Opened late last year, the Asia-Pacific outpost of Rolls-Royce Private Offices in Seoul is the company’s fifth such offering after setting up stall in Dubai, Shanghai, New York and its spiritual home Goodwood. Unlike your typical car showroom or even Rolls-Royce’s own ateliers around the world, these spots offer an unparalleled level of customisation above and beyond the seemingly endless array of personalisation options the British marque already avails its discerning customers.
“Our clients aren’t looking for a car; they’re looking for an experience, and something which is particularly emotionally resonant for them,” says Rolls-Royce CEO Chris Brownridge.
Located in the city’s vibrant Jamsil district, the Rolls-Royce Private Office Seoul is situated inside the 123-storey Lotte World Tower, South Korea’s tallest skyscraper. This is where the most prestigious names in luxury, fashion, business and finance come together in a mixed-use premium complex housing a swanky hotel, shopping mall and Grade A office space.

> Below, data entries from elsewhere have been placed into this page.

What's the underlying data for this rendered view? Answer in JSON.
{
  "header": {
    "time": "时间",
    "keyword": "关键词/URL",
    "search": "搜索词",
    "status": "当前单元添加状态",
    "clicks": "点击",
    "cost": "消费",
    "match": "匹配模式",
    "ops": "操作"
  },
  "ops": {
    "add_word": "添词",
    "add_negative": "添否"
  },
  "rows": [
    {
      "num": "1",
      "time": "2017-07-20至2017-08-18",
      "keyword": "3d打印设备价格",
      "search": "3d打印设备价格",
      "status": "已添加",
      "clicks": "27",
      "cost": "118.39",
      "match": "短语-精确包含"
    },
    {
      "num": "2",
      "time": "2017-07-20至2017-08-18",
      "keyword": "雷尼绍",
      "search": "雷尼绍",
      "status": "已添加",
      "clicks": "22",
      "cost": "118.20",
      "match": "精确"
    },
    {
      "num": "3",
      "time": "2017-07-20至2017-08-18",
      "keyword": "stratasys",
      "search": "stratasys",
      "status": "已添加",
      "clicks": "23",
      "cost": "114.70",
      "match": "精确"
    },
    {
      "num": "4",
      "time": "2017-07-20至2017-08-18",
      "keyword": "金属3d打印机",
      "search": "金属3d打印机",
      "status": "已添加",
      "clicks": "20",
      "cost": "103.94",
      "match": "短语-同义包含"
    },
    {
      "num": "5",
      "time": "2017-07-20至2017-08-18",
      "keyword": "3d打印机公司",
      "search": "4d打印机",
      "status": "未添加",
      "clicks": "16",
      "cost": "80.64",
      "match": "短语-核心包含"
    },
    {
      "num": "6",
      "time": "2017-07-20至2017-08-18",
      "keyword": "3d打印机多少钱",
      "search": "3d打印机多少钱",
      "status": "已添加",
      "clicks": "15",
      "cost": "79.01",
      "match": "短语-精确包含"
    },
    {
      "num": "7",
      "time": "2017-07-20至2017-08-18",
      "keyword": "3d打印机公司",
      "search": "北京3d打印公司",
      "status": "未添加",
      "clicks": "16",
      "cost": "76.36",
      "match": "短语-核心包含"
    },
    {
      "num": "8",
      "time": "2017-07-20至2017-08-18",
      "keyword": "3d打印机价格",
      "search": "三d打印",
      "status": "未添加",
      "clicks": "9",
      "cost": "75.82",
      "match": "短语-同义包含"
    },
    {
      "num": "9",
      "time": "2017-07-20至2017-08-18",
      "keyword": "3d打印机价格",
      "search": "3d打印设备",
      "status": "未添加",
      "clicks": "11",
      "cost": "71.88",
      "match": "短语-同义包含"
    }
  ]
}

Fittingly, Rolls-Royce has chosen the metropolis’s iconic building as the lodestar to host ultra-high-net-worth clients who wish to commission a vehicle that tells a story—a story of individuality, of love, of family, or simply of taste.
Discretion is the name of the game. We can’t even tell you the floor on which the Office sits.

Discretion is the name of the game. We can’t even tell you the floor on which the Rolls-Royce Private Office sits. Nor would you find it published anywhere online.
The entrance is so nondescript that you half expect to be led through a secret door where Ethan Hunt is waiting for you in a hermetically sealed vault, ready to undertake some impossible mission.
The space is sophisticated yet warm and inviting, infused with motifs from Korea’s rich culture, including elements from traditional hanok house architecture expressed through geometric changho frames and hanji paper tastefully blended into the modern aesthetic.

Here, customers will journey through the creative process, working hand-in-hand with a dedicated designer from Goodwood and selecting from an exquisite palette of colours, textures and materials to swathe their one-off Rolls in. No detail, embroidery design or intricate marquetry work is too complex or untenable.
The only limit, it seems, is a client’s imagination, and it’s certainly hard to comprehend a refusal of requests featuring in the Rolls-Royce playbook—save for those that fall outside safety and legal regulations, of course.
As demand for these ambitious commissions grows, so has the company’s investments in expansion. Specifically, they’ve set aside £300 million (around $630 million) to extend on-site facilities at Goodwood and further build on its bespoke and coachbuild capabilities following a record year in sales for this particular department in 2024.
“Scarcity is our number one rule of thumb so it’s not about creating capacity for more volume,” Brownridge explains. “More of our clients want more personalised and meaningful commissions, which take more time to design and produce. So the purpose of the investment is to give us space for these more complicated projects. That’s what we’re gearing up for.”
Start planning those mocha-mousse cabins.